Lesson 16: Intermediate value theorem

# Worked example: using the intermediate value theorem

Discover how the Intermediate Value Theorem guarantees specific outcomes for continuous functions. With a given function f, where f(-2) = 3 and f(1) = 6, learn to identify the correct statement that aligns with the theorem's principles and understand its real-life applications.

## Want to join the conversation?

• I didn't quite understand why can't the function take up values that are higher or lower than the boundary values i.e. the values of f(b) and f(a)?
If the value for f(a)=5 and that for f(b)=-3 then the value of f(c) has got to be between -3 and 5, why is it so? Why Can't it be like f(c)=6 or may be f(c)= -7, where c lies between a and b ?
• The theorem says that the function achieves every value between f(a) and f(b). It does not say that it cannot reach other values as well. This is perfectly possible, as you observe.
• I don't understand. If y<3 or y>6 and it's still a continous function, then how could the theorem guarantee?
• In this example, the theorem only guarantees that we will have all values that are greater than 3 and less than 6 (such as 4, here). We could get a y that is less than 3 or greater than 6, but that isn't guaranteed by continuity.
• Isn't the intermediate value theorem just basic common sense or is there more to it?
• It certainly feels like common sense, especially with our intuition about graphs of functions. But a truly rigorous proof of it requires a bit of work. "Common sense" is often wrong in math, which is why we must write careful proofs, even of simple-sounding statements.
• So if the intermediate value theorem is not followed by a function in a given interval, can we say that it's not continuous?
• Yes, by contraposition. All continuous functions have the intermediate value property, so anything without the intermediate value property can't be continuous.
• Why is the second option ruled out ? why can't f(c) be equal to 0? A function can be anything . Imagine drawing a sort of parabola which drops down from 3 to 0 and then reaches 6. why cant that be not possible?
• The function could be zero, but it's not guaranteed to be. We're looking at what values the function must achieve on the given interval.
• About a question on the cotinutity challenge in the next lesson, I still don't get understand why is ^3√x+1 defined for all real numbers and ^4√x+1 is not? I think both are defined for all x values such that x+1≧0.
• The issue here is that negative numbers can have odd-numbered roots, but not even-numbered roots. The cube root of -1 is -1, because (-1)*(-1)*(-1) = -1. However, you can't take the fourth root of a negative number, just as you can't take its square root (usually).

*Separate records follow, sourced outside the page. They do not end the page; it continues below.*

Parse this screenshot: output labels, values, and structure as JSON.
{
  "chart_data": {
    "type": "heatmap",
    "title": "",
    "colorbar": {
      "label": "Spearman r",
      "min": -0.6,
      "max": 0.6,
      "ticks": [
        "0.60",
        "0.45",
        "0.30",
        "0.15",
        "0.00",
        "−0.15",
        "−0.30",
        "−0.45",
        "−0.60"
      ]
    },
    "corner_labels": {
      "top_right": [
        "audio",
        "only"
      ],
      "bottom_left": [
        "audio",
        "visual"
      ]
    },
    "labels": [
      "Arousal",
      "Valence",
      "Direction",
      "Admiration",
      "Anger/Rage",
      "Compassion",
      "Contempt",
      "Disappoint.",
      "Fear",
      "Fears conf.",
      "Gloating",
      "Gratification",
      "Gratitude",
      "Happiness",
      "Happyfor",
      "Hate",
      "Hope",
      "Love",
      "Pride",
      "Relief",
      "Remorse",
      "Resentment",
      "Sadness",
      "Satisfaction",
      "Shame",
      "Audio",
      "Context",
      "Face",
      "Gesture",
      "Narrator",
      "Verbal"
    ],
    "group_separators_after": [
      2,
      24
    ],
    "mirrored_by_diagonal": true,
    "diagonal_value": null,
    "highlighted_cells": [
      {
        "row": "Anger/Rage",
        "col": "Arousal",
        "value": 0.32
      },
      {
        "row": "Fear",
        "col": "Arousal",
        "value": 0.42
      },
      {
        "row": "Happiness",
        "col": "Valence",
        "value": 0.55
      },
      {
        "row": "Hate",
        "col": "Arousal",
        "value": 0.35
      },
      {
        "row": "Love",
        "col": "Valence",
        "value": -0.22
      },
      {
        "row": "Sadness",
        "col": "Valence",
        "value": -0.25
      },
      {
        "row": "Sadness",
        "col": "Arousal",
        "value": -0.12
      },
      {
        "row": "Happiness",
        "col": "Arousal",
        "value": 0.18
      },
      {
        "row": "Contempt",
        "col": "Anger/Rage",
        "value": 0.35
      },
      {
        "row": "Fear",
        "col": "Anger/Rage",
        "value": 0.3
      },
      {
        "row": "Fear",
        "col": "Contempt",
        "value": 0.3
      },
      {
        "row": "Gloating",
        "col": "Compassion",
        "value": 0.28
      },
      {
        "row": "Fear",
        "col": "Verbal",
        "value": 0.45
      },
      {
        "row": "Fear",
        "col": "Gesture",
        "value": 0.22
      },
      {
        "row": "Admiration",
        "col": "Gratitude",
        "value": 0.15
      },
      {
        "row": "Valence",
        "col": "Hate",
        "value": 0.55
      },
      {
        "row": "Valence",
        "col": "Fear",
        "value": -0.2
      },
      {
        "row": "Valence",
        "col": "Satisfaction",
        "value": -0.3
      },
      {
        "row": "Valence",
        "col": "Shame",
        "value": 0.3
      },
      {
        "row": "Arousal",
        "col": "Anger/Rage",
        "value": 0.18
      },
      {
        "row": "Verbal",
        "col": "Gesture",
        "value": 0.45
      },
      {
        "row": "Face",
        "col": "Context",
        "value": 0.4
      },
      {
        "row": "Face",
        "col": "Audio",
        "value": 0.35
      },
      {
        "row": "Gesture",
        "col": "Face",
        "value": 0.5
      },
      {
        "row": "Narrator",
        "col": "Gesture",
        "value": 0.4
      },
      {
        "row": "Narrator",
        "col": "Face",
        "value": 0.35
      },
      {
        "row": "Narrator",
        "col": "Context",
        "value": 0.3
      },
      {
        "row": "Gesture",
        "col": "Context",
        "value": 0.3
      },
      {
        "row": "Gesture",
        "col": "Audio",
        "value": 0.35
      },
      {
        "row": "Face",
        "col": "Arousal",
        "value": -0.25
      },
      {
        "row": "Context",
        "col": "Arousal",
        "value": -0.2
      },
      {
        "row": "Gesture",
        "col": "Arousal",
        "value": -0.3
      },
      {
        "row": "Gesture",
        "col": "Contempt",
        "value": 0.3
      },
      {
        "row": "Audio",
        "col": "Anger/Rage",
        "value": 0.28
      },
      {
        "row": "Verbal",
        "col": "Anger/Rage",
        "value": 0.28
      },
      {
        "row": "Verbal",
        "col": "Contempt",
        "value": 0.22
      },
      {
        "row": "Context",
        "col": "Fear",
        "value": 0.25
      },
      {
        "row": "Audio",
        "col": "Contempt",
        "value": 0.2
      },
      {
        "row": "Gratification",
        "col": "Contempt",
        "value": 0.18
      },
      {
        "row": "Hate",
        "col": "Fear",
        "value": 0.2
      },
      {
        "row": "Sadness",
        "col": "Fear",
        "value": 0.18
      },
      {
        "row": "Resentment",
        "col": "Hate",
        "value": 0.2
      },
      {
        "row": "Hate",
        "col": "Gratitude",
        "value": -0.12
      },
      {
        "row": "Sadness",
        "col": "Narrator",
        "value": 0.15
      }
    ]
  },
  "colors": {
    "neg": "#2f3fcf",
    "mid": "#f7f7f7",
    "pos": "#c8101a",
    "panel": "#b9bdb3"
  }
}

In the problem you're referencing, I at least was given an x value of -2. If your question wasn't different, then we're looking for the cube root and fourth root of (x+1). Since 1 - 2 = -1, the cube root is defined for x = -2, but the fourth root is not. Since the value is not defined, the function is not continuous at x = -2.
• what is the purpose of intermediate value theorem?
• The intermediate value theorem can give information about the zeros (roots) of a continuous function. If, for a continuous function f, real values a and b are found such that f(a) > 0 and f(b) < 0 (or f(a) < 0 and f(b) > 0), then the function has at least one zero between a and b.

Have a blessed, wonderful day!
• Why can't the function go lower than 3 or higher than 6?
• Actually, it is very possible for the function to exceed those values in either direction, especially beyond the concerned interval. The IVT only tells us that for this case, every value between 3 and 6 is represented at some point of the function.